[Insight-developers] Bug in CenteredRigid2DTransform

Miller, James V (Research) millerjv@crd.ge.com
Fri, 24 Jan 2003 11:05:25 -0500 

Luis,

I understand how the transform is intended to work (though the 
documentation still has some cut and past errors from some other 
transform class).  I don't want to specify the translation as the 
null vector since I need this image to be placed back in the original
coordinates after rotation.  Which is after all what this particular 
transformation is for, right?


I still question whether the math is correct. I haven't looked at
the Jacobian math yet.


For the bigger picture:
I am trying to gain some insight into the various image to image
metrics.  So I have a program where I take an image and compute
a specified metric between the image and a transformed version of
the image.  In one case, I just translate the image around and 
measure the metric.  In another case, I pin the centers and spin
the image around its center and compute the metric to the unspun
image.

It is this latter case, where I am using the CenteredRigid2DTransform.
I want the image centers to stay aligned, with one image just rotating
about the center.  So I set the center and translation to be same
value, naming the middle of the image (in mm).

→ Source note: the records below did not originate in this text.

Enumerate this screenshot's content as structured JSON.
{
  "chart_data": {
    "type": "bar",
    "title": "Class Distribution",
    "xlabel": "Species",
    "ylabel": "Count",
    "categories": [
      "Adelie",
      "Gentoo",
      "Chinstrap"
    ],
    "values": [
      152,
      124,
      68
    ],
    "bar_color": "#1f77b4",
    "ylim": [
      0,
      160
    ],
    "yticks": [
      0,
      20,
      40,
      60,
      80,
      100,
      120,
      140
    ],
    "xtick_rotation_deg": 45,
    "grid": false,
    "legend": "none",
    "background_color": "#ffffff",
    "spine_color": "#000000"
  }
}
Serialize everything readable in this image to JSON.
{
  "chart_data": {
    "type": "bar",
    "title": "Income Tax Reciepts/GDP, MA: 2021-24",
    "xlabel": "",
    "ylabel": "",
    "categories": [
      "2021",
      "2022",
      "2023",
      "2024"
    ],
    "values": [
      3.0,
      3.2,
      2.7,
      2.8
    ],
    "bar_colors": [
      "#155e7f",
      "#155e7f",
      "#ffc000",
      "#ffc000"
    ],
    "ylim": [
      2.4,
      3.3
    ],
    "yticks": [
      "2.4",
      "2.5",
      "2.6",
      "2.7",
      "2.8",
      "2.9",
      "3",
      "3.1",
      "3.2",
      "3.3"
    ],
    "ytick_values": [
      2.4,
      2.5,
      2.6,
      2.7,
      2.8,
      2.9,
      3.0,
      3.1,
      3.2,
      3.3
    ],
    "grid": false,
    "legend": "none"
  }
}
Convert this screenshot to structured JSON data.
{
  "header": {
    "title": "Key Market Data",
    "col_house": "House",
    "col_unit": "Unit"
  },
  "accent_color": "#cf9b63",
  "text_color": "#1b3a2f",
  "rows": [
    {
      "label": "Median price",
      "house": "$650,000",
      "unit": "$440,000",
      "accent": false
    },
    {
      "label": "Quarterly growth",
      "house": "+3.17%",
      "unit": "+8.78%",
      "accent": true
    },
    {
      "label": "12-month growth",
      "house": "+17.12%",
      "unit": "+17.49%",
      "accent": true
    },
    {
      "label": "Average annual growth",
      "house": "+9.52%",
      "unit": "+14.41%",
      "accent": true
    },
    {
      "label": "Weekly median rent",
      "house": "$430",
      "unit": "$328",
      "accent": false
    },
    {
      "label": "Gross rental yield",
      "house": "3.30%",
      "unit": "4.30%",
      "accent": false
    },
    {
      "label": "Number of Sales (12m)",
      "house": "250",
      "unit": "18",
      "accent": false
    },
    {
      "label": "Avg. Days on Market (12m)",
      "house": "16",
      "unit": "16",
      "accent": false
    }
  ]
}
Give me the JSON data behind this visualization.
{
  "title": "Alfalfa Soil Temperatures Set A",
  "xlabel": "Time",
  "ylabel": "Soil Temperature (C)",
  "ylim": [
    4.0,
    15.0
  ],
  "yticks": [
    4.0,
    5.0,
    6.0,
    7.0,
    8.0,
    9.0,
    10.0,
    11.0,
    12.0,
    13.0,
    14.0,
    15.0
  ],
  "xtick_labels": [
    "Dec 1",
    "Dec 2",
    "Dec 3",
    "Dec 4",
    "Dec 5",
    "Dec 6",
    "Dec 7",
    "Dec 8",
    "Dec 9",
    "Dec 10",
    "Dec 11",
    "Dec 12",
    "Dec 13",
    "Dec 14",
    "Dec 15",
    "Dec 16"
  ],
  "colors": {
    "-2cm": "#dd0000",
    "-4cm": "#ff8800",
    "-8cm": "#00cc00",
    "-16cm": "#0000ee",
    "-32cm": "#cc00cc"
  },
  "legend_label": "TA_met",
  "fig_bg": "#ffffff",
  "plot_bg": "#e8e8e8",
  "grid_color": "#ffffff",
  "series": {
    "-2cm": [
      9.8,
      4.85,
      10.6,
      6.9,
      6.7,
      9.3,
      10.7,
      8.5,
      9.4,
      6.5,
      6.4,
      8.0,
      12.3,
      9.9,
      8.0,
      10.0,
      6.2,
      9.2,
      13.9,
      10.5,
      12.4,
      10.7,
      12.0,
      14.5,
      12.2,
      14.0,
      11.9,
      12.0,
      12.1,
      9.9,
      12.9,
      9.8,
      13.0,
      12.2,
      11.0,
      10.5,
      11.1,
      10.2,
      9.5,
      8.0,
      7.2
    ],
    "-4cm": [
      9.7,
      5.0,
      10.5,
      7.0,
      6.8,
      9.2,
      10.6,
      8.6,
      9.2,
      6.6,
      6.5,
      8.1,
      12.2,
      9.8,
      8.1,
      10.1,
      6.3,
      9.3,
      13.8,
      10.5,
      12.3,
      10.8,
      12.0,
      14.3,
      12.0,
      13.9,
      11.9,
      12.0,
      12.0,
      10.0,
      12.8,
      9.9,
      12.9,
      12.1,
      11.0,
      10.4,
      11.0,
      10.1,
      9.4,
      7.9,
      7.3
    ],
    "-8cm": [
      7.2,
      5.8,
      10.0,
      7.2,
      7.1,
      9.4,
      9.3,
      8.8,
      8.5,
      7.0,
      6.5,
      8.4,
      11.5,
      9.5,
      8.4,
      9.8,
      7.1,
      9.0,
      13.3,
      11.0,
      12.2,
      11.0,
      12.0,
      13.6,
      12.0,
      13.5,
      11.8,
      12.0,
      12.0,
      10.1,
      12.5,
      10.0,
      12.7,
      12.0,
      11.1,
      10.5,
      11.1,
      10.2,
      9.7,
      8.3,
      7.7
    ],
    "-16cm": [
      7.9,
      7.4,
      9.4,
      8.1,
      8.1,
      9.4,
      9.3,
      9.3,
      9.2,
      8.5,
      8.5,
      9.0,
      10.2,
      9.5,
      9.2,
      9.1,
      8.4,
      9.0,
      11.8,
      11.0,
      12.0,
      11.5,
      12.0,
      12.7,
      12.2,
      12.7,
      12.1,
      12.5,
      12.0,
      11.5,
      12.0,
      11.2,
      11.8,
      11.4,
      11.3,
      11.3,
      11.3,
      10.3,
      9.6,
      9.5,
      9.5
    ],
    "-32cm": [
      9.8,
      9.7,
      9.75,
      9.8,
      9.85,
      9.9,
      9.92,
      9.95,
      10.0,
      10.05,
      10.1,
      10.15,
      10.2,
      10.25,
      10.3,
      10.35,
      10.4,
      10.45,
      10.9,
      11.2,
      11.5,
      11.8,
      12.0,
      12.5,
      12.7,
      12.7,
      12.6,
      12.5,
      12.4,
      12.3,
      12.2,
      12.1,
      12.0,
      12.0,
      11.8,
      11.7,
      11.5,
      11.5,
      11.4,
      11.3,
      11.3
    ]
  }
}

Basically, I want to see what the expected area of convergence would
be for a particular metric under the best possible circumstances.





> -----Original Message-----
> From: Luis Ibanez [mailto:luis.ibanez@kitware.com]
> Sent: Friday, January 24, 2003 10:46 AM
> To: Miller, James V (Research)
> Cc: Insight-developers (E-mail)
> Subject: Re: [Insight-developers] Bug in CenteredRigid2DTransform
> 
> 
> 
> Hi Jim,
> 
> The CenteredRigid2DTransform do for you both
> the back and forth translations to the center.
> 
> The explicit translation parameter is to be
> applied after the image have been placed back
> in the original frame.
> 
> So,
> If you need just to rotate the image around
> its center. Set the Translation to a NULL vector.
> An only specify that the center of rotation is
> point P and the angle is X
> 
> The transform in this case will do:
> 
> 1) translate the image from point P to the axis origin
> 2) rotate by angle X
> 3) translate back from axis origin to point P.
> 
> 
> The current setup of the transform is extremly
> convenient for registration since it match the
> way in which we could describe a miss registration
> in terms of the image center.
> 
> E.g. if an image is missregistered only by a rotation
> with respect to the center of the image. We will
> say that there is a rotation by angle X and that
> there is no translation at all.
> 
> I agree with you in that we could have absorbed the
> second translation with the user-specified translation.
> That's mathematically correct but probably less
> intuitive for naive users.
> 
> 
> 
>     Luis
> 
> 
> 
> --------------------------------------------------
> 
> Miller, James V (Research) wrote:
> 
> > I am having trouble using the CenteredRigid2DTransform and 
> I think there 
> > is a bug in the ComputeMatrixAndOffset() method.  This 
> transform allows 
> > to specify a center of rotation and angle to rotate about 
> and an amount 
> > to translate after rotation.
> > 
> >  
> > 
> > For my task at hand, I just want to rotate an image about 
> its center. So 
> > I specify the center and translation as the same point.  
> This should 
> > translate the center of the image to the origin, rotate by 
> the specified 
> > angle and translate the center back to the original position.
> > 
> >  
> > 
> > The code to compute the offset (final composed translation 
> component of 
> > the transform) is currently
> > 
> >   offset[0] = tx + sa * cy + ( 1.0 - ca ) * cx;
> >   offset[1] = ty - sa * cx + ( 1.0 - ca ) * cy;
> > 
> > where ca, sa are the sine and cosine of the angle, cx and 
> cy are the 
> > center to rotate about, and tx and ty are the final translation.
> > 
> >  
> > 
> > I think this code should be
> > 
> >  
> > 
> >   offset[0] = tx - ca * cx + sa * cy;
> >   offset[1] = ty - sa * cx - ca * cy;
> > 
> > note the signs are set such that we translate the origin to 
> the center 
> > (shift by negative center), rotate, then translate to the specified 
> > position.
> > 
> >  
> > 
> > Does this make sense?
> > 
> > 
> > *Jim Miller*
> > */_____________________________________/*
> > /Visualization & Computer Vision//
> > /GE Research/
> > /Bldg. KW, Room C218B/
> > /P.O. Box 8, Schenectady NY 12301/
> > 
> > //_millerjv@research.ge.com <mailto:millerjv@research.ge.com>_/
> > 
> > /_james.miller@research.ge.com_/
> > /(518) 387-4005, Dial Comm: 8*833-4005, /
> > /Cell: (518) 505-7065, Fax: (518) 387-6981/
> > 
> >  
> > 
> >  
> > 
> 
> 
>